プロ意識とはつまり業績を上げることを、心から目標化できる人材か否かです。

「プロ」という認識も大きな言葉の罠です。能力がある人、知識がある人、経験がある人、資格を持っている人がプロではありません。業績があげられる人こそが企業の中ではプロなのです。会社の業績をあげることに自らのミッション(使命)をフォーカスできる人だけがプロなのです。

個人の成績や評価がプライオリティ(優先順位)第1位のような人は、本当の意味でプロではありません。ひどいケースでは会社の業績の足を引っ張るマイナス要因でしかありません。

しかし日本の多くの会社が導入した成果主義は、業績を上げることではなく、個人の成績や評価を上げることに個人の意識を向けるような、不完全なシステムになっています。プロを育てられるシステムではないのです。

本当に業績を伸ばしたければチームで行動することです。成果はチームで分配すればいいのです。自らを犠牲にしても業績向上のために、チームに貢献できる人材こそが必要なのです。

「がんばったやつと、そうではないやつの間で不公平感が生まれる」

こんな話をよく聞きます。しかしこの発言はリーダーシップの敗北です。がんばらなかった奴を放置したリーダーの責任以外の何者でもありません。

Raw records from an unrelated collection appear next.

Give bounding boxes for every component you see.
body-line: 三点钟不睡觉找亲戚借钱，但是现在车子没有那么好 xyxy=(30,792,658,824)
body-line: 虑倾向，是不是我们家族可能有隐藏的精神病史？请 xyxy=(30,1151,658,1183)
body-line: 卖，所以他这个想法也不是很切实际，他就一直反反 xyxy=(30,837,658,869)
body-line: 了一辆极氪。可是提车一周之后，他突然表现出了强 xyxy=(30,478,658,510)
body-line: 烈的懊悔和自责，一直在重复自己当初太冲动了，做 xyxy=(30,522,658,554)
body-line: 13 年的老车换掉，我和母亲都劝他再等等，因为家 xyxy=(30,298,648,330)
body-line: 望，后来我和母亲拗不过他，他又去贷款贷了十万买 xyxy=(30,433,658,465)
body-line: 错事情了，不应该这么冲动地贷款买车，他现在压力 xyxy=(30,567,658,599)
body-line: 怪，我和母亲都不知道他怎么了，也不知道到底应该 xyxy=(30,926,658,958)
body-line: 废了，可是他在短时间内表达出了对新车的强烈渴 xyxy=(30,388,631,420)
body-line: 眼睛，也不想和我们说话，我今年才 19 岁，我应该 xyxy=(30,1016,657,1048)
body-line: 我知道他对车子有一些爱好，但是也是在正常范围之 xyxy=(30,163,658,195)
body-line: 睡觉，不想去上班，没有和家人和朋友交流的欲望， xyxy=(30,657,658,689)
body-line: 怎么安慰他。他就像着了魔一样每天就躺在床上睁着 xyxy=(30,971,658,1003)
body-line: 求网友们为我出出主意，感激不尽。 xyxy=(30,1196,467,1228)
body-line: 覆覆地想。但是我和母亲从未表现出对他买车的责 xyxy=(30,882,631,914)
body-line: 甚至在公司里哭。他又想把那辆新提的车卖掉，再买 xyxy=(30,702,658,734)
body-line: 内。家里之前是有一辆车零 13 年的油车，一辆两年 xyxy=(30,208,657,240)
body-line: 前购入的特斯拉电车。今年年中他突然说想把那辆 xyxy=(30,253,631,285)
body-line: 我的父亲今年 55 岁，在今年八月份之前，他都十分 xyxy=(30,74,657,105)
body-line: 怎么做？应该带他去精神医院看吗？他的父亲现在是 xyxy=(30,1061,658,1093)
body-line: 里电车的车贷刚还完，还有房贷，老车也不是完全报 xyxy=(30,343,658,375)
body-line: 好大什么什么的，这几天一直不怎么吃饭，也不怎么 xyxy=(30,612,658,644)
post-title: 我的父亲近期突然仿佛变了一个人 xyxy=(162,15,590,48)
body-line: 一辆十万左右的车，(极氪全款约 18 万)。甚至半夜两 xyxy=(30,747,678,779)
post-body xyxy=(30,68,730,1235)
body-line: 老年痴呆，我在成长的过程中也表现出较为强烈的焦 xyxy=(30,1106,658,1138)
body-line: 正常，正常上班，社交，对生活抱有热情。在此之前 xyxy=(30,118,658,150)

コーチングはもちろん、すばらしい考え方です。しかし、そのコーチングすらもリーダーのマネージメント上の戦略ツールのひとつに過ぎません。どこでコーチングを行い、どこでティーチングを行うか?そして時には感情的に怒りを爆発させることだって必要なのです。マネージメントの答えはひとつではありません。あなたのキャラクターだって人とは同じではありません。苦虫を潰したような顔の上司の「よくやった、ありがとう」は、ニコニコ上司には絶対にマネできない最高の言葉となります。

リーダーはとにかく業績を上げるために何をすべきかを常に考えてください。業績をあげるということは、あなたの会社の商品やサービスを世の中に普及させるということです。あなたの商品やサービスが普及すれば世の中はもっとよくなると思いませんか?業績をあげることは壮大なミッションと繋がっているのです。